Dan LeFebvre: [01:08:48] Thank you so much for coming on to chat about the movie Patton. I know you have multiple books that you’ve written about Patton. Can you give someone listening an overview of your books and where they can get a copy?

Furman Daniel: [01:08:58] Absolutely. So support your local bookstore or amazon.com. Yeah, would love to, I don’t get rich off my books, but I love to have people highest compliment.

They can tell me is read your book and I didn’t want to throw it away. So two books I wrote in 2016, 21st century Patton strategic insights for the modern era. I edited. A bunch of Pattons, military writings. So this interview’s done a fantastic job of bringing up this point, that Patton thought about history and used history and wrote about history.

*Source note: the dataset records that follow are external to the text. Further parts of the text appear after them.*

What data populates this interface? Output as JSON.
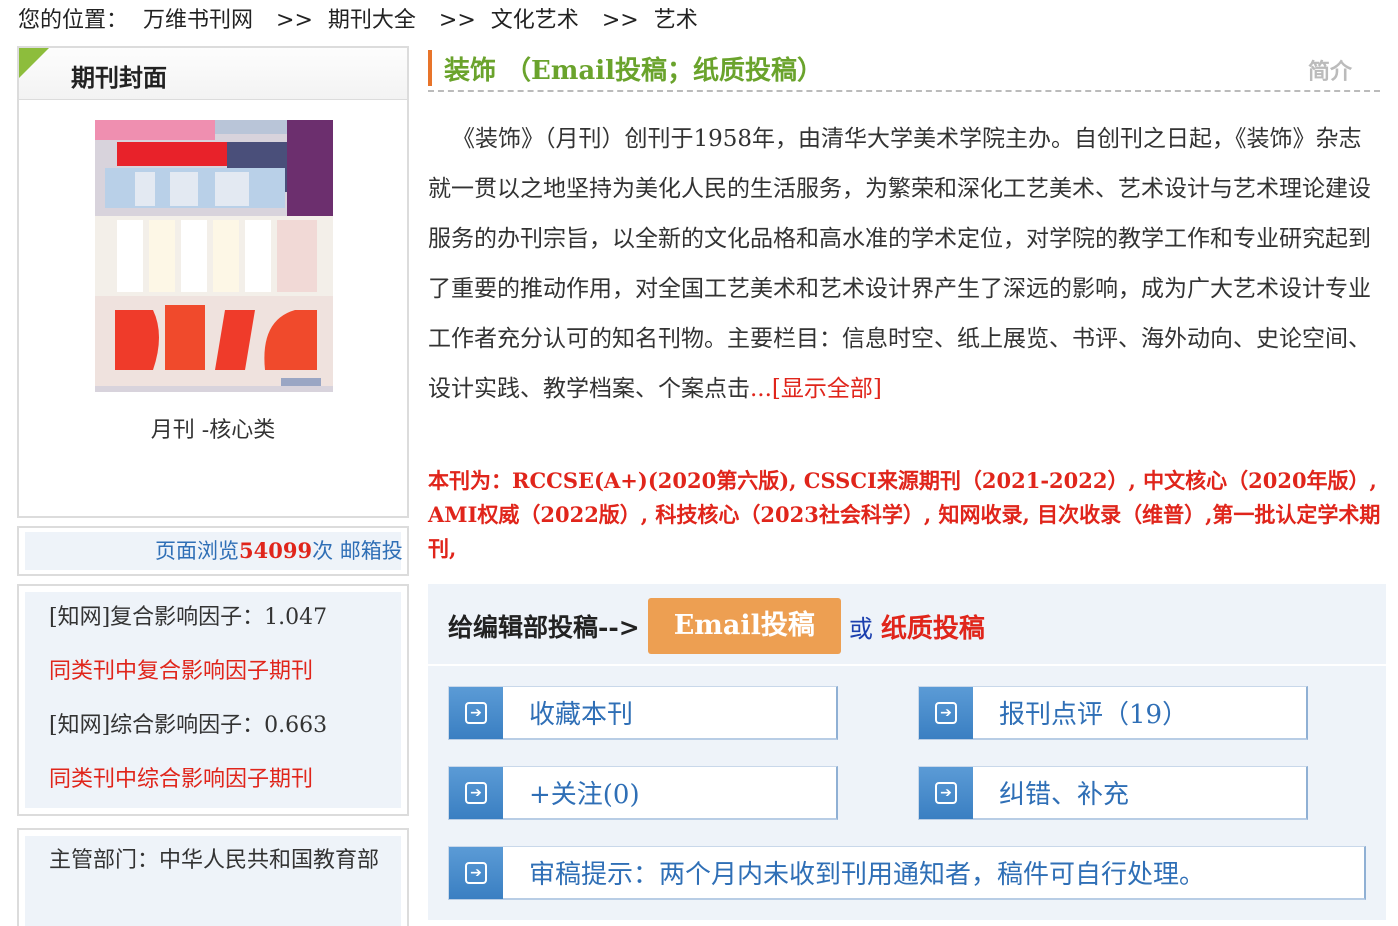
{
  "breadcrumb": {
    "prefix": "您的位置：",
    "items": [
      "万维书刊网",
      "期刊大全",
      "文化艺术",
      "艺术"
    ],
    "separator": ">>"
  },
  "cover": {
    "heading": "期刊封面",
    "frequency": "月刊 -核心类"
  },
  "stats": {
    "views_prefix": "页面浏览",
    "views_count": "54099",
    "views_suffix": "次 邮箱投"
  },
  "impact": {
    "composite_label": "[知网]复合影响因子：1.047",
    "composite_link": "同类刊中复合影响因子期刊",
    "comprehensive_label": "[知网]综合影响因子：0.663",
    "comprehensive_link": "同类刊中综合影响因子期刊"
  },
  "department": {
    "text": "主管部门：中华人民共和国教育部"
  },
  "journal": {
    "title": "装饰 （Email投稿；纸质投稿）",
    "intro_tab": "简介",
    "description": "《装饰》（月刊）创刊于1958年，由清华大学美术学院主办。自创刊之日起，《装饰》杂志就一贯以之地坚持为美化人民的生活服务，为繁荣和深化工艺美术、艺术设计与艺术理论建设服务的办刊宗旨，以全新的文化品格和高水准的学术定位，对学院的教学工作和专业研究起到了重要的推动作用，对全国工艺美术和艺术设计界产生了深远的影响，成为广大艺术设计专业工作者充分认可的知名刊物。主要栏目：信息时空、纸上展览、书评、海外动向、史论空间、设计实践、教学档案、个案点击",
    "show_all": "...[显示全部]",
    "indexing": "本刊为：RCCSE(A+)(2020第六版), CSSCI来源期刊（2021-2022）, 中文核心（2020年版）, AMI权威（2022版）, 科技核心（2023社会科学）, 知网收录, 目次收录（维普）,第一批认定学术期刊,"
  },
  "submit": {
    "label": "给编辑部投稿-->",
    "email_button": "Email投稿",
    "or": "或",
    "paper_link": "纸质投稿"
  },
  "actions": {
    "favorite": "收藏本刊",
    "review": "报刊点评（19）",
    "follow": "+关注(0)",
    "correct": "纠错、补充",
    "notice": "审稿提示：两个月内未收到刊用通知者，稿件可自行处理。"
  },
  "colors": {
    "accent_green": "#6aa32c",
    "link_blue": "#2f6fb6",
    "alert_red": "#e0251b",
    "button_orange": "#ed9f52",
    "panel_bg": "#eef3f9"
  }
}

So this is, I wrote some introductory essays and cobbled them around about eight essays that Patton wrote about military leadership development as an officer, how to win on the battlefield, the importance of reading and things like that. My second book, it came out in 2020 university of Missouri press is called Patton battling with history.

And it builds out a lot of, again, a lot of the things we’ve talked about today, Patton was a student of history Patton used history to understand the battle space, to promote his own career, to create this mythos and talks about how he used history, not only to better himself, but to defend his place in it and provides an overview of a bunch of his campaigns.

Both of these, if there’s a common theme, is they have the general outlines of Pattons biography. But they take this line that he was a thinker and just strictly George C. Scott Patton movie, or the strictly general and spurs with a riding crop and Polish boots while true. Is only part of who Patton really was.

He really was a study in contrast like you and I discussed, he really was somebody who took his place in history and his job as a commanding general, much more seriously than popular movies and popular press, popular imagination. We’ll think about them.

Dan LeFebvre: [01:10:45] Thank you again so much for your time.

Furman Daniel: [01:10:47] I’ve really enjoyed it, Dan. Thanks.